I had the great privilege of meeting Mother Teresa years ago…actually I had breakfast with her. Yeah, I was walking into a McDonald’s and saw her chowing down on an Egg McMuffin. I was like, “Hey, Mother”, and she was like, “Hey”. No, just kidding, it wasn’t in a McDonald’s (can you imagine seeing her or her Sisters in a McDonald’s??). It was actually in one of her homes in Washington, “Gift of Peace”. It is an amazing home; I would love to take you all there someday to volunteer. The Missionaries of Charity care for the sick there, especially those with AIDS. So, it was after Mass one day at Gift of Peace that I had breakfast with Mother Teresa. She told me about all that they do for the sick in their homes in DC; that alone was entirely impressive. Then, she showed me the world map which indicated how many homes they have worldwide for the poor. It was incredible! What an experience it was for me to spend time with a living saint!

Today, we celebrate the Feast of All Saints. We celebrate all those who are in Heaven whether they have been canonized by the Church or not. The saints are incredible people. They are sinners just like you and me but are great friends of Jesus Christ. Those who are canonized by the Church have shown to live heroic virtue; simply put, they have lived the Beatitudes in heroic ways. And so, they are the happiest people in the world; they are most “blessed”.

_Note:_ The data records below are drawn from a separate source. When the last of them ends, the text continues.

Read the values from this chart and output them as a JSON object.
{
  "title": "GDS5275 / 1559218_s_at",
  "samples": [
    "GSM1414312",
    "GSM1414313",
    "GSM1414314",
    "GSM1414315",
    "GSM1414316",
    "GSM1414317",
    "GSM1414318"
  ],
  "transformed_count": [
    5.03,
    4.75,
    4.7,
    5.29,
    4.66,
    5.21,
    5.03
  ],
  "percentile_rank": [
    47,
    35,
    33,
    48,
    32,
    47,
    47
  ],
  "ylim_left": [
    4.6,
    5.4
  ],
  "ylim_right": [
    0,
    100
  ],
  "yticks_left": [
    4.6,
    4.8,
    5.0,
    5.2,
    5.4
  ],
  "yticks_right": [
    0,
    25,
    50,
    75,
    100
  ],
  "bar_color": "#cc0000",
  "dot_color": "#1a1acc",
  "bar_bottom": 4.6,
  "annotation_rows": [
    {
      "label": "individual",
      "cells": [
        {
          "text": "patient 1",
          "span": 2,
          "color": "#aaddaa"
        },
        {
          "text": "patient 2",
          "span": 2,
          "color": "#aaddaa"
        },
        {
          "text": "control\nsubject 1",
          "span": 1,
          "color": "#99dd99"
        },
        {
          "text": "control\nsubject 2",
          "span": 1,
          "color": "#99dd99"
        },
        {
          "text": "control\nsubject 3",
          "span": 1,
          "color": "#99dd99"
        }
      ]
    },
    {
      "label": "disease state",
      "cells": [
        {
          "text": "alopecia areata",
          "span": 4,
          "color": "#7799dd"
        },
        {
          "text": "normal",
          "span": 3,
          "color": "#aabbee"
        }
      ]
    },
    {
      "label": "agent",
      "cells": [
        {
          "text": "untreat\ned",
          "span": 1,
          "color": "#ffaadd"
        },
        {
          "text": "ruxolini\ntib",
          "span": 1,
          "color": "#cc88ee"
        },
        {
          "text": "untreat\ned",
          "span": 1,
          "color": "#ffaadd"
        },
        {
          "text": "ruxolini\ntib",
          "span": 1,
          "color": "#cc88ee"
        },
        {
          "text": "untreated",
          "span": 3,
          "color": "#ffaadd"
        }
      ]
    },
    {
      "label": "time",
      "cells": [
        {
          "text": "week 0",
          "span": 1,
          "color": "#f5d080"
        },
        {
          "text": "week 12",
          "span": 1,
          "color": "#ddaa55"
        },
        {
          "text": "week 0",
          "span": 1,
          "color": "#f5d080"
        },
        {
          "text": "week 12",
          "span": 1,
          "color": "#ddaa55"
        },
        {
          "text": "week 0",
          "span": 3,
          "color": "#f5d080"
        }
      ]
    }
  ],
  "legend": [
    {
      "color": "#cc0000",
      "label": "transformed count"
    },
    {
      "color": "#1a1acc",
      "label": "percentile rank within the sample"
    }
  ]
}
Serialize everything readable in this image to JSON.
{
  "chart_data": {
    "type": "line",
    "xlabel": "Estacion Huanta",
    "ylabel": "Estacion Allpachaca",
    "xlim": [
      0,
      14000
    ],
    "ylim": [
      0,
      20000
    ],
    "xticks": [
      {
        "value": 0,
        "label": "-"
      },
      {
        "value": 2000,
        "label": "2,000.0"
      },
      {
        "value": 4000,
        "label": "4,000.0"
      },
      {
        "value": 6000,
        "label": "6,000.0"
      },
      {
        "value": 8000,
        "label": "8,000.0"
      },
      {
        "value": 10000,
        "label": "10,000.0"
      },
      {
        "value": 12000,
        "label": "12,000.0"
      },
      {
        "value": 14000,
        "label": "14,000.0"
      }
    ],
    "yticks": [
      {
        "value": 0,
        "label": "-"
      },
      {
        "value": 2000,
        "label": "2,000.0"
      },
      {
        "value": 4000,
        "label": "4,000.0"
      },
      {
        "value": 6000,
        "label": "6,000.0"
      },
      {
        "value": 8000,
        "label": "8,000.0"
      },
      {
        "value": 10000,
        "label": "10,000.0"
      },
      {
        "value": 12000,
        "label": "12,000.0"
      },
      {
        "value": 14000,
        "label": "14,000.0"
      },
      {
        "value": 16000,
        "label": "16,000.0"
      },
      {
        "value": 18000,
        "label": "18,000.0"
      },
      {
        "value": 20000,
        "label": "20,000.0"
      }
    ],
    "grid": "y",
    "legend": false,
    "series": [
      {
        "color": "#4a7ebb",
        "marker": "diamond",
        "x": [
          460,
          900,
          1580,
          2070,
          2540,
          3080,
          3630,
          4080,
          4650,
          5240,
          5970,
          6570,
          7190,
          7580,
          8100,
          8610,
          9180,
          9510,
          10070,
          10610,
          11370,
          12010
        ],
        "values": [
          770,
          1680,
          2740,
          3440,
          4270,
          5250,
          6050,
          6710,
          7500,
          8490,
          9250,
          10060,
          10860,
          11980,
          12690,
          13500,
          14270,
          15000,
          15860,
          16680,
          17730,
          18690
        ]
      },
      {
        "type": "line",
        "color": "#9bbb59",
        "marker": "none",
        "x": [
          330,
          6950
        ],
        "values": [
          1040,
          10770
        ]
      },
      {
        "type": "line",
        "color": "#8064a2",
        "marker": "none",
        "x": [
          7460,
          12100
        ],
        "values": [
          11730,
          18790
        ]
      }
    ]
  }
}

“Blessed are the poor in spirit”. Pier Georgio Frassati lived this beatitude. He lived in Italy not too long ago and was a total stud. He was smart, good-looking, athletic; he was very gifted. But, he wasn’t prideful in spirit; he was poor in spirit. He thought of others before himself. He devoted his life to caring for others, especially the poor. When he died at the young age of 24, thousands upon thousands of people – many of whom were poor – attended his funeral. His family had no idea that he affected so many people in his short life. When Pope John Paul II beatified Frassati, he called him the “man of the Beatitudes”.

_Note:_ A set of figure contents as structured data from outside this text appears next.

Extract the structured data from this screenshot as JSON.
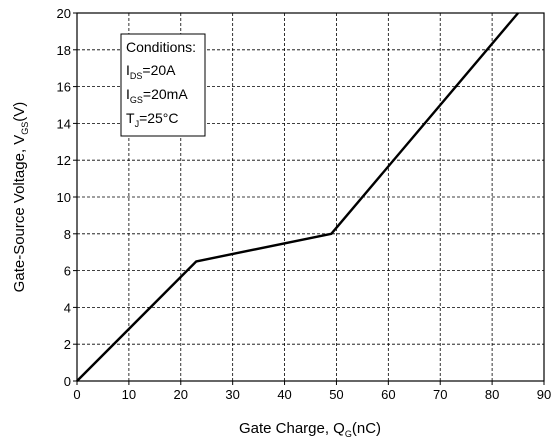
{
  "chart_data": {
    "type": "line",
    "title": "",
    "xlabel": {
      "main": "Gate Charge, Q",
      "sub": "G",
      "unit": "(nC)"
    },
    "ylabel": {
      "main": "Gate-Source Voltage, V",
      "sub": "GS",
      "unit": "(V)"
    },
    "xlim": [
      0,
      90
    ],
    "ylim": [
      0,
      20
    ],
    "xticks": [
      0,
      10,
      20,
      30,
      40,
      50,
      60,
      70,
      80,
      90
    ],
    "yticks": [
      0,
      2,
      4,
      6,
      8,
      10,
      12,
      14,
      16,
      18,
      20
    ],
    "grid": true,
    "grid_style": "dashed",
    "line_color": "#000000",
    "series": [
      {
        "x": [
          0,
          23,
          49,
          85
        ],
        "y": [
          0,
          6.5,
          8.0,
          20.0
        ]
      }
    ],
    "annotation": {
      "title": "Conditions:",
      "lines": [
        {
          "main": "I",
          "sub": "DS",
          "rest": "=20A"
        },
        {
          "main": "I",
          "sub": "GS",
          "rest": "=20mA"
        },
        {
          "main": "T",
          "sub": "J",
          "rest": "=25°C"
        }
      ],
      "placement": "top-left"
    }
  }
}
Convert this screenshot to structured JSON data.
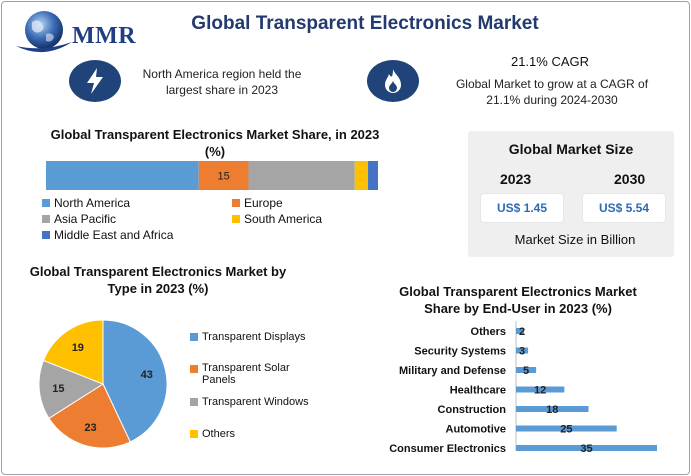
{
  "header": {
    "logo_text": "MMR",
    "title": "Global Transparent Electronics Market"
  },
  "info": {
    "region_text": "North America region held the largest share in 2023",
    "cagr_title": "21.1% CAGR",
    "cagr_text": "Global Market to grow at a CAGR of 21.1% during 2024-2030",
    "region_icon": "lightning-icon",
    "cagr_icon": "flame-icon"
  },
  "market_size": {
    "title": "Global Market Size",
    "year1": "2023",
    "year2": "2030",
    "value1": "US$ 1.45",
    "value2": "US$ 5.54",
    "unit": "Market Size in Billion"
  },
  "colors": {
    "blue": "#5b9bd5",
    "orange": "#ed7d31",
    "gray": "#a5a5a5",
    "yellow": "#ffc000",
    "darkblue": "#4472c4",
    "navy": "#20447a"
  },
  "chart_data": [
    {
      "type": "bar",
      "orientation": "horizontal-stacked",
      "title": "Global Transparent Electronics Market Share, in 2023 (%)",
      "series": [
        {
          "name": "North America",
          "value": 46,
          "color": "#5b9bd5",
          "label": ""
        },
        {
          "name": "Europe",
          "value": 15,
          "color": "#ed7d31",
          "label": "15"
        },
        {
          "name": "Asia Pacific",
          "value": 32,
          "color": "#a5a5a5",
          "label": ""
        },
        {
          "name": "South America",
          "value": 4,
          "color": "#ffc000",
          "label": ""
        },
        {
          "name": "Middle East and Africa",
          "value": 3,
          "color": "#4472c4",
          "label": ""
        }
      ]
    },
    {
      "type": "pie",
      "title": "Global Transparent Electronics Market by Type in 2023 (%)",
      "categories": [
        "Transparent Displays",
        "Transparent Solar Panels",
        "Transparent Windows",
        "Others"
      ],
      "values": [
        43,
        23,
        15,
        19
      ],
      "colors": [
        "#5b9bd5",
        "#ed7d31",
        "#a5a5a5",
        "#ffc000"
      ]
    },
    {
      "type": "bar",
      "orientation": "horizontal",
      "title": "Global Transparent Electronics Market Share by End-User in 2023 (%)",
      "categories": [
        "Others",
        "Security Systems",
        "Military and Defense",
        "Healthcare",
        "Construction",
        "Automotive",
        "Consumer Electronics"
      ],
      "values": [
        2,
        3,
        5,
        12,
        18,
        25,
        35
      ],
      "color": "#5b9bd5"
    }
  ]
}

“Blessed are the clean of heart”. St. Maria Goretti lived clean of heart and died clean of heart, literally. She was a beautiful young girl who also lived in Italy. When she was 11, an older boy from her neighborhood kept making passes at her. She constantly said no to him. One day, he came to her and threatened to kill her if she didn’t have sex with him. Her reply was that she would “rather die clean for Jesus than live one day unclean for Him”. So, the boy killed her; he stabbed her to death. She gave her life at age 11 for purity…for chastity. That’s how seriously she took chastity and her relationship with Jesus. She is the patron saint of purity, youth, and victims of rape.

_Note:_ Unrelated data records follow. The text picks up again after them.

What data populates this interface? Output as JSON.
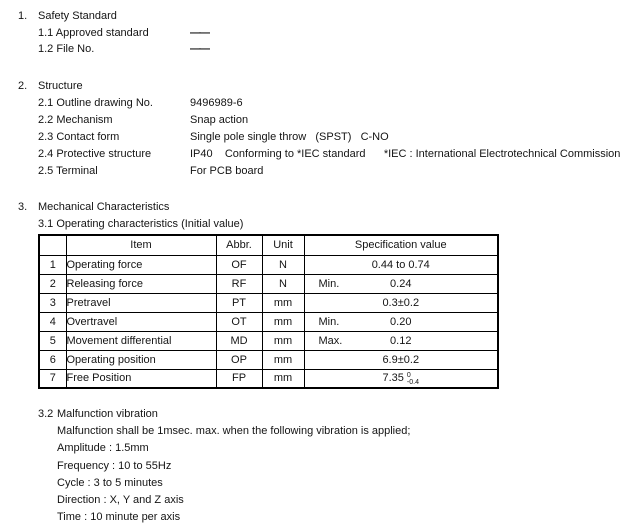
{
  "sections": {
    "s1": {
      "number": "1.",
      "title": "Safety Standard",
      "items": [
        {
          "label": "1.1 Approved standard",
          "value": "——"
        },
        {
          "label": "1.2 File No.",
          "value": "——"
        }
      ]
    },
    "s2": {
      "number": "2.",
      "title": "Structure",
      "items": [
        {
          "label": "2.1 Outline drawing No.",
          "value": "9496989-6"
        },
        {
          "label": "2.2 Mechanism",
          "value": "Snap action"
        },
        {
          "label": "2.3 Contact form",
          "value": "Single pole single throw   (SPST)   C-NO"
        },
        {
          "label": "2.4 Protective structure",
          "value": "IP40    Conforming to *IEC standard      *IEC : International Electrotechnical Commission"
        },
        {
          "label": "2.5 Terminal",
          "value": "For PCB board"
        }
      ]
    },
    "s3": {
      "number": "3.",
      "title": "Mechanical Characteristics",
      "sub31_title": "3.1 Operating characteristics (Initial value)",
      "table": {
        "headers": [
          "",
          "Item",
          "Abbr.",
          "Unit",
          "Specification value"
        ],
        "rows": [
          {
            "no": "1",
            "item": "Operating force",
            "abbr": "OF",
            "unit": "N",
            "qualifier": "",
            "value": "0.44 to 0.74"
          },
          {
            "no": "2",
            "item": "Releasing force",
            "abbr": "RF",
            "unit": "N",
            "qualifier": "Min.",
            "value": "0.24"
          },
          {
            "no": "3",
            "item": "Pretravel",
            "abbr": "PT",
            "unit": "mm",
            "qualifier": "",
            "value": "0.3±0.2"
          },
          {
            "no": "4",
            "item": "Overtravel",
            "abbr": "OT",
            "unit": "mm",
            "qualifier": "Min.",
            "value": "0.20"
          },
          {
            "no": "5",
            "item": "Movement differential",
            "abbr": "MD",
            "unit": "mm",
            "qualifier": "Max.",
            "value": "0.12"
          },
          {
            "no": "6",
            "item": "Operating position",
            "abbr": "OP",
            "unit": "mm",
            "qualifier": "",
            "value": "6.9±0.2"
          },
          {
            "no": "7",
            "item": "Free Position",
            "abbr": "FP",
            "unit": "mm",
            "qualifier": "",
            "value": "7.35",
            "tol_upper": "0",
            "tol_lower": "-0.4"
          }
        ]
      },
      "sub32": {
        "number": "3.2",
        "title": "Malfunction vibration",
        "lines": [
          "Malfunction shall be 1msec. max. when the following vibration is applied;",
          "Amplitude : 1.5mm",
          "Frequency : 10 to 55Hz",
          "Cycle : 3 to 5 minutes",
          "Direction : X, Y and Z axis",
          "Time : 10 minute per axis"
        ]
      }
    }
  }
}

“Blessed are the meek”. St Vincent Pallotti was meek, humble, and simple. He was a priest who lived a simple life and hated to waste things. One day, another priest was throwing away scraps of paper. St Vincent collected the scraps and sold them for 10 cents. The other priest thought he was nuts. They both went to a hospital to visit the sick. On the way, St. Vincent purchased some crackers with the 10 cents. At the hospital, St Vincent saw a man who was a notorious sinner who hated priests. At the very sight of priests, her would foam at the mouth and yell out obscenities and blasphemies. He was asleep when the priests arrived, so St. Vincent immediately went over to bless him. The man then woke up. Before her could start yelling, St. Vincent dropped a cracker in his mouth and said, “this will be good for you”. As the man chewed the cracker, St Vincent told him about Jesus and mercy. He finished chewing and was about to start yelling when St. Vincent dropped another cracker in his mouth. They did this several times until the man finally broke down and cried out, “Jesus, have mercy on me”. He made his Confession to St Vincent . A short time later, he died. He died in peace. Because of St Vincent’s meekness, the man was saved!

The saints are so amazing! Their stories are so cool and inspiring. We have many stories about the saints at the Newman Center that will blow your mind. I encourage all to you to come check them out. You’d be surprised, too, with how many saints you can relate. They are real people.

Finally, we are called to be saints. We are all called to be great friends of Jesus Christ in living out the Beatitudes. What was the secret of the saints? How did they live such heroic lives? The Eucharist. As different as all the saints are – they have different backgrounds, personalities, and gifts – they had two things in common: great devotion to the Blessed Mother and great devotion to the Eucharist. When Mother Teresa was asked how she could care for the poorest of the poor every day for 50 years, she said it was because of the Eucharist: “if we didn’t have Mass every morning, I wouldn’t have lasted more than a week”. For the saints and for us, it all starts here. May we go forth from this Eucharist and be saints this week. May we go forth from here to be generous to Jesus and to others this week. May we bring God’s love to others this week as saints.